For the uninitiated, Gartner’s Magic Quadrants are market research reports published by IT consulting firm Gartner. They use qualitative research to rank and rate technology vendors and help buyers understand the competitive landscape.
First off, a short disclaimer. We’re not in the Gartner Magic Quadrant. One day, we’ll be in there, and look forward to making our way from the niche players’ corner to ’leaders’. In the meantime, though, we love these reports as they’re a great benchmark for the analytics and business intelligence industry.
As we read this year’s magic quadrant report, we thought we’d share our thoughts and offer four insights…
1) Why do you want a BI platform?
You can barely turn on a podcast or read a tweet without hearing the phrase ‘data-driven decision making’. While COVID has undeniably accelerated companies’ digital transformation efforts (well, digitization and digital workplace…), they’re now wanting to put the power of data in everyone’s hands. We love, love, love this. Ease-of-use across the enterprise driven by embedded, augmented analytics is absolutely the goal. It’s a world where people will use BI without knowing they’re using it.
But (it’s a big BUT) this is definitely a future vision. We’re doing some work in this space now, but the nirvana of voice-activated complex BI queries is a long way off. Though we can’t wait to say “Hey Siri! What was the percent change in market share for a grouping of my top 30% of products for the current six-month period versus the same period a year ago for clients that grew by more than 15 percent in revenue?”, we’re not holding our breath.
The reality is, we’ll still need people making dashboards and reports. And we’ll definitely need SQL expertise, augmented by data modeling layers, to help make the magic happen behind the scenes.
2) Head in the Clouds?
We learned that almost all of the seven largest cloud infrastructure and platform service vendors have an analytics/business intelligence offering. This is no surprise as the inevitable cloudification of data and software marches on. Lock-in-averse tech buyers are still looking for alternatives, preferring hybrid or multi-cloud providers. And research shows that two-thirds of CIOs would prefer to use cloud services from several vendors.
While COVID has accelerated the shift to the cloud, there will also be on-premise requirements for some time to come. Most companies maintain a lot of on-prem data, especially in the healthcare and financial services sectors.
From bipp’s perspective, there’s a need in the market for cloud-agnostic business intelligence platforms. Clients should never need to move data in order to gain insight from it. Ideally, a BI platform should support on-prem, cloud, and migration from one to the other.
3) With Great Power…
For another year, there’s daylight between Microsoft’s Power BI and the other BI vendors in terms of user adoption. With Office 365’s 40 percent market share and more than 200 million monthly active users, we bow our cap to our industry’s 80,000-pound gorilla.

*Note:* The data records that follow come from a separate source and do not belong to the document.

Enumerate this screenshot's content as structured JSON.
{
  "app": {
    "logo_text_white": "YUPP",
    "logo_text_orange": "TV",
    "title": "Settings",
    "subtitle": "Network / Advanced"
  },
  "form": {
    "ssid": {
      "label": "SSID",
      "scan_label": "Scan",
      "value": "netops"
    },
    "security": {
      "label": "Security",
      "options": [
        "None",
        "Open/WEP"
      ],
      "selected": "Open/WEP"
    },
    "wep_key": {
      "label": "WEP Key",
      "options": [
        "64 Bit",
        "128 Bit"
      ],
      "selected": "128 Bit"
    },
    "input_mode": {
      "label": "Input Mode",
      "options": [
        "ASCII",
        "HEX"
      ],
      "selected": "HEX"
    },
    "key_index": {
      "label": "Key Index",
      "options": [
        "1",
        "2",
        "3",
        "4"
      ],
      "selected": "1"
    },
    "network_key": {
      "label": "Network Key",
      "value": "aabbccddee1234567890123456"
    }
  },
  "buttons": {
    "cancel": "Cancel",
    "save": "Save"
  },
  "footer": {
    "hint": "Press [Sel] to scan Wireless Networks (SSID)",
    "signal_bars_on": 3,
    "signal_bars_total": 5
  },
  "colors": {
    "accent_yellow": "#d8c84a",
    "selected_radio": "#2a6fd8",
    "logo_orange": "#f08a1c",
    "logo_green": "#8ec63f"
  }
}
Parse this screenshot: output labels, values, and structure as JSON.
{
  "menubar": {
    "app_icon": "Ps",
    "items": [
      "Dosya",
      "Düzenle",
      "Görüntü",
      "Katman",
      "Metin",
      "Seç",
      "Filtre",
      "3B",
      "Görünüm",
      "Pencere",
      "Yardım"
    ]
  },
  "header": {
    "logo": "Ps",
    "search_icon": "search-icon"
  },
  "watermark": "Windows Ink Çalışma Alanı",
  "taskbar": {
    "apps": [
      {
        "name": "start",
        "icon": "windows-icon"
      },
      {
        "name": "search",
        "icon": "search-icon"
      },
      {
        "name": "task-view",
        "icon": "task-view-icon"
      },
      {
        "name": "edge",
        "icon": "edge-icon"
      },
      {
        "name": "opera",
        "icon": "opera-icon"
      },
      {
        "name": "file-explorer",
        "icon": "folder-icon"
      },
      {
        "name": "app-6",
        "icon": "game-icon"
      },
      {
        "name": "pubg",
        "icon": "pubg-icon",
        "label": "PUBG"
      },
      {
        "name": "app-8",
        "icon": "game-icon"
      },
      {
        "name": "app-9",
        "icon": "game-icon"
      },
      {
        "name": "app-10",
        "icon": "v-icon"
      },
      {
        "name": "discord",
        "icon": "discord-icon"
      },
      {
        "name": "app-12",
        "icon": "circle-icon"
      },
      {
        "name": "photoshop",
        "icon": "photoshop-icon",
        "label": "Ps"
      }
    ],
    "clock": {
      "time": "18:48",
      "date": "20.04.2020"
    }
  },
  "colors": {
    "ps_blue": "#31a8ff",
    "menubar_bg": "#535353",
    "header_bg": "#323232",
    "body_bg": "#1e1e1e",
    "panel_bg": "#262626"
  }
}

But, putting our cap aside for a moment, it’s worth noting that Power BI can only be deployed in Azure. This limits your ability to use services from other cloud providers, and also potentially creates high switching costs.
There’s also a challenge if Power BI users need more than basic dashboards then analysts are required to learn a complex language called DAX that requires considerable training. Alternatively, a SQL-based data modeling layer lets you create visual data models without learning a new language.
Once you’ve defined the data models, business users can explore data on their own, create dashboards, trust their visualizations and easily filter them in real-time
4) The Future will be augmented
Gartner talks about a “…collision course…” where the ABI, data science, and ML platform markets are tumbling into each other like asteroids between Mars and Jupiter. This collision course was the genesis of bipp (see our stories here) but that’s a tale for another time.
Given increasingly pervasive BI needs, the sheer volume of data, and the complexity of connecting a myriad of data sources, augmenting analytics using AI is inevitable. The opportunity to remove pre-existing data biases and also help non-technical users obtain real insights is very compelling.
As the asteroids accelerate, though, It will be critical to consider how to build trust in the output. Ensuring ‘augmented’ isn’t replaced by ‘artificial’ will be important as companies begin to rely on machine-generated insights. It will also never be 100 percent automated. There will continue to be hard-working BI and data analysts writing SQL queries in the engine room.